Why are opEquals/opCmp arguments not in or const for Objects?
Peter Williams
pwil3058 at bigpond.net.au
Mon Mar 18 22:52:40 PDT 2013
On 19/03/13 15:38, Jonathan M Davis wrote:
> On Tuesday, March 19, 2013 02:17:28 Peter Williams wrote:
>> Am I right in thinking that removal of these methods from Object
>> will mean that it will no longer be necessary for the the
>> argument to be of type Object and that the need for casting in
>> the implementation will go away?
>
> Well, IIRC, if when you override a function, and you give it a different
> parameter type, it's a new overload rather than actually overriding anything
> (even if the type of the parameter in the derived type's function is a derived
> type of the type of the parameter in the base class' function). So, if you
> don't use a common type for the parameter, you'll run into overload conflicts
> regardless. So, while you _could_ use something other than Object, you could
> run into overload conflicts if you do.
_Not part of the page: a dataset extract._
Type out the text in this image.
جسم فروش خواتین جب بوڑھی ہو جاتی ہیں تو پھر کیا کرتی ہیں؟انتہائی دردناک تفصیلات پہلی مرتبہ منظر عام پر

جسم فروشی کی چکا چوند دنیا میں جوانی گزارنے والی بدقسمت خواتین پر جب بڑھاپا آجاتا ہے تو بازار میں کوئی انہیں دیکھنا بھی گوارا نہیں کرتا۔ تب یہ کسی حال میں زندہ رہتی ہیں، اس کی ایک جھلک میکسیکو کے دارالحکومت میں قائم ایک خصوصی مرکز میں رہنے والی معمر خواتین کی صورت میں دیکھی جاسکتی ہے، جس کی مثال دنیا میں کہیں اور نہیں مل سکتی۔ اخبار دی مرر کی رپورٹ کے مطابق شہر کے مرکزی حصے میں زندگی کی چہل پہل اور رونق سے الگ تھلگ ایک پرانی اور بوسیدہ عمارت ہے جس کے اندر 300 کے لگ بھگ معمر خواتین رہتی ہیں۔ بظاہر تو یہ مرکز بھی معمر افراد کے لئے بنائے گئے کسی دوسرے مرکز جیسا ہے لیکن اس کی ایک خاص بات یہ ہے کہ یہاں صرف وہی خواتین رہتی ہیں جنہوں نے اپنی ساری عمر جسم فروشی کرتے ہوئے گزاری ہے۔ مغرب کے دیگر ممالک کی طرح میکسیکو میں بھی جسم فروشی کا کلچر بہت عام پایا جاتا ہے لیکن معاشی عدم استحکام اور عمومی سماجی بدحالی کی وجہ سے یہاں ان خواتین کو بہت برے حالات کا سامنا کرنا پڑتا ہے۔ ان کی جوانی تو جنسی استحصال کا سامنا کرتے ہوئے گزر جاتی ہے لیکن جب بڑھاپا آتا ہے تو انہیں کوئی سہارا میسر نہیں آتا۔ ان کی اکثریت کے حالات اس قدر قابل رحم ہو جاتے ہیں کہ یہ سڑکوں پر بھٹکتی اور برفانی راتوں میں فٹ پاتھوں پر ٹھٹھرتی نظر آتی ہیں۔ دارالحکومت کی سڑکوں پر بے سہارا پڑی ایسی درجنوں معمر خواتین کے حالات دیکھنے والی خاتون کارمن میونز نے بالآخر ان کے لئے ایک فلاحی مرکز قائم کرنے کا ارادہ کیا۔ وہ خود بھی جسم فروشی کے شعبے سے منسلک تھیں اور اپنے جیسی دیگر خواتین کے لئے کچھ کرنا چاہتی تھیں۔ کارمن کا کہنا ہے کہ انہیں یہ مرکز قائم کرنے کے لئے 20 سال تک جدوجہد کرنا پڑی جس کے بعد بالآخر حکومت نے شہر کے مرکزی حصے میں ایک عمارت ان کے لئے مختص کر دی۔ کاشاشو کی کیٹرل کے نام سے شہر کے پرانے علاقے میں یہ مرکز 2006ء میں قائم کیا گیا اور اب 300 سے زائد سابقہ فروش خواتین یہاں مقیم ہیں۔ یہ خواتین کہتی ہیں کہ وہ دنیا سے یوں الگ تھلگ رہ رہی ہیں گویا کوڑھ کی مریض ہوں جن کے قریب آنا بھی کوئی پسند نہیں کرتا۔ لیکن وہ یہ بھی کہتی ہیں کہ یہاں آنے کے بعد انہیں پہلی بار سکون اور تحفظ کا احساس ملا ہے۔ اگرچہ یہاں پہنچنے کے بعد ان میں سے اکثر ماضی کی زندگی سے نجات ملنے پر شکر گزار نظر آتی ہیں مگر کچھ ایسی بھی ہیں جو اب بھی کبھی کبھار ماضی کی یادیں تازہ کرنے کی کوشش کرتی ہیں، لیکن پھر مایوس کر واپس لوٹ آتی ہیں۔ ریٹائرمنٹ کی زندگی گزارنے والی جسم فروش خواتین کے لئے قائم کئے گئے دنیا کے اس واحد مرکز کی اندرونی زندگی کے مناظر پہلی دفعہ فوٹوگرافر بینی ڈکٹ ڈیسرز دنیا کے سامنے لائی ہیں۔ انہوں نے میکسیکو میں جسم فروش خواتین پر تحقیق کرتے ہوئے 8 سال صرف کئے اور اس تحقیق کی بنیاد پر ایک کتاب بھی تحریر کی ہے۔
That can be gotten around by aliasing
> base class functions into the scope of the derived class (though that may
> cause derived types to be compared as base types if they're referred to via
> references to the base type, so that may no be a good idea) or by creating
> overloads for comparing every base class, but it's arguably easier to just
> accept Object and cast - or accept whatever the base type is which first
> introduces opEquals into the hierarchy.
>
> So, there's a good chance that what you'll end up doing is using the base type
> in the hierarchy which introduces opEquals as the parameter for opEquals. This
> is better than using Object in that it'll avoid having completely unrelated
> types even be comparable (as their opEquals wouldn't accept each other), but
> it would still require derived types to use that type as the parameter type
> for opEquals for the reasons mentioned above.
>
> - Jonathan M Davis
>
Yes. I didn't mean to imply that all casting would go away just the
OBLIGATORY casting of Object.
Peter
PS I'd like to say that this is the first disappointment I've
encountered in my mission to learn D. Otherwise, I'm finding it a
pleasure to use and find the compiler error messages very useful
compared to those I'm used to with similar languages. Well done!!